Man fühlt sich geradezu in einen der klassischen Hollywood-Kolossalfilme versetzt, zu denen ja auch die Verfilmung dieses Jules Verne Romans zählt. Man muss sich allerdings die den einzelnen Tableaus zugeordneten Musikstücke nochmals aufgeteilt auf unterschiedliche Szenenfolgen vorstellen, wie im Kino eben.


Bei dieser Musik tritt auch wieder die besondere Eigenheit Suppés hervor, der oft opernhafte (in diesem Fall symphonische) Elemente mit einer eingängigen Melodik verbindet - „ohrwurmverdächtig“, wie es ein Kritiker von „Opera Lounge“ ausdrückte.
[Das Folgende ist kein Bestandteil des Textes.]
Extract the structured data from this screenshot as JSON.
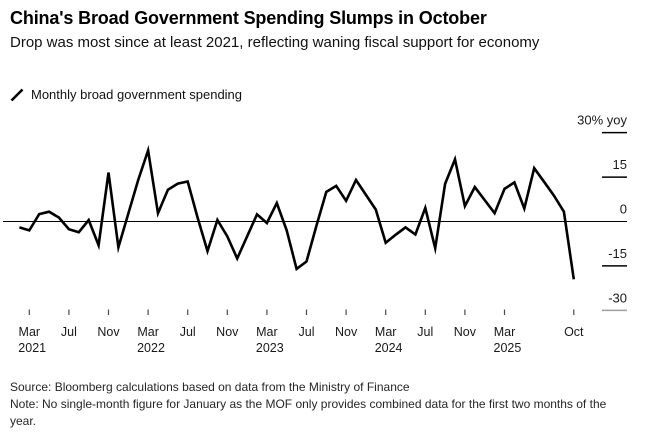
{
  "header": {
    "title": "China's Broad Government Spending Slumps in October",
    "subtitle": "Drop was most since at least 2021, reflecting waning fiscal support for economy"
  },
  "legend": {
    "label": "Monthly broad government spending",
    "series_color": "#000000"
  },
  "chart_data": {
    "type": "line",
    "title": "China's Broad Government Spending Slumps in October",
    "subtitle": "Drop was most since at least 2021, reflecting waning fiscal support for economy",
    "unit": "% yoy",
    "grid": "zero-line-only",
    "legend_position": "top-left",
    "y_axis": {
      "side": "right",
      "label": "30% yoy",
      "ticks": [
        30,
        15,
        0,
        -15,
        -30
      ],
      "range": [
        -32,
        32
      ],
      "zero_line": true
    },
    "x_axis": {
      "note": "monthly, no January values",
      "ticks": [
        {
          "label": "Mar",
          "year": "2021",
          "date": "2021-03"
        },
        {
          "label": "Jul",
          "date": "2021-07"
        },
        {
          "label": "Nov",
          "date": "2021-11"
        },
        {
          "label": "Mar",
          "year": "2022",
          "date": "2022-03"
        },
        {
          "label": "Jul",
          "date": "2022-07"
        },
        {
          "label": "Nov",
          "date": "2022-11"
        },
        {
          "label": "Mar",
          "year": "2023",
          "date": "2023-03"
        },
        {
          "label": "Jul",
          "date": "2023-07"
        },
        {
          "label": "Nov",
          "date": "2023-11"
        },
        {
          "label": "Mar",
          "year": "2024",
          "date": "2024-03"
        },
        {
          "label": "Jul",
          "date": "2024-07"
        },
        {
          "label": "Nov",
          "date": "2024-11"
        },
        {
          "label": "Mar",
          "year": "2025",
          "date": "2025-03"
        },
        {
          "label": "Oct",
          "date": "2025-10"
        }
      ]
    },
    "series": [
      {
        "name": "Monthly broad government spending",
        "color": "#000000",
        "points": [
          {
            "date": "2021-02",
            "value": -2
          },
          {
            "date": "2021-03",
            "value": -3
          },
          {
            "date": "2021-04",
            "value": 2.5
          },
          {
            "date": "2021-05",
            "value": 3.3
          },
          {
            "date": "2021-06",
            "value": 1.3
          },
          {
            "date": "2021-07",
            "value": -2.6
          },
          {
            "date": "2021-08",
            "value": -3.6
          },
          {
            "date": "2021-09",
            "value": 0.5
          },
          {
            "date": "2021-10",
            "value": -8
          },
          {
            "date": "2021-11",
            "value": 16.5
          },
          {
            "date": "2021-12",
            "value": -8.7
          },
          {
            "date": "2022-02",
            "value": 14
          },
          {
            "date": "2022-03",
            "value": 24
          },
          {
            "date": "2022-04",
            "value": 2.8
          },
          {
            "date": "2022-05",
            "value": 10.7
          },
          {
            "date": "2022-06",
            "value": 12.8
          },
          {
            "date": "2022-07",
            "value": 13.5
          },
          {
            "date": "2022-08",
            "value": 1.3
          },
          {
            "date": "2022-09",
            "value": -10
          },
          {
            "date": "2022-10",
            "value": 0.5
          },
          {
            "date": "2022-11",
            "value": -5
          },
          {
            "date": "2022-12",
            "value": -12.5
          },
          {
            "date": "2023-02",
            "value": 2.4
          },
          {
            "date": "2023-03",
            "value": -0.5
          },
          {
            "date": "2023-04",
            "value": 6.2
          },
          {
            "date": "2023-05",
            "value": -3
          },
          {
            "date": "2023-06",
            "value": -16
          },
          {
            "date": "2023-07",
            "value": -13.5
          },
          {
            "date": "2023-08",
            "value": -1.5
          },
          {
            "date": "2023-09",
            "value": 10
          },
          {
            "date": "2023-10",
            "value": 12
          },
          {
            "date": "2023-11",
            "value": 7
          },
          {
            "date": "2023-12",
            "value": 14
          },
          {
            "date": "2024-02",
            "value": 4
          },
          {
            "date": "2024-03",
            "value": -7.2
          },
          {
            "date": "2024-04",
            "value": -4.5
          },
          {
            "date": "2024-05",
            "value": -2
          },
          {
            "date": "2024-06",
            "value": -4.4
          },
          {
            "date": "2024-07",
            "value": 4.6
          },
          {
            "date": "2024-08",
            "value": -9
          },
          {
            "date": "2024-09",
            "value": 12.7
          },
          {
            "date": "2024-10",
            "value": 21
          },
          {
            "date": "2024-11",
            "value": 5.2
          },
          {
            "date": "2024-12",
            "value": 11.6
          },
          {
            "date": "2025-02",
            "value": 2.8
          },
          {
            "date": "2025-03",
            "value": 11
          },
          {
            "date": "2025-04",
            "value": 13.2
          },
          {
            "date": "2025-05",
            "value": 4.4
          },
          {
            "date": "2025-06",
            "value": 18
          },
          {
            "date": "2025-07",
            "value": 13.4
          },
          {
            "date": "2025-08",
            "value": 8.7
          },
          {
            "date": "2025-09",
            "value": 3.3
          },
          {
            "date": "2025-10",
            "value": -19.5
          }
        ]
      }
    ]
  },
  "footer": {
    "source": "Source: Bloomberg calculations based on data from the Ministry of Finance",
    "note": "Note: No single-month figure for January as the MOF only provides combined data for the first two months of the year."
  }
}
Das Janáček Philharmonic Orchester unter der Leitung von Dario Salvi ist präzise und transparent, bringt die Klangfülle der farbenprächtigen Partitur voll zur Geltung, aber auch die Wucht in Suppés Musik, die „direkt in den Bauch geht“, wie es eine Regisseurin des "Boccaccio" einmal formulierte.


Ich wage zu hoffen, dass wir bald noch weitere solche köstlichen Raritäten zu hören bekommen, falls die Verkaufszahlen genauso gut sind wie die bisher veröffentlichten Kritiken.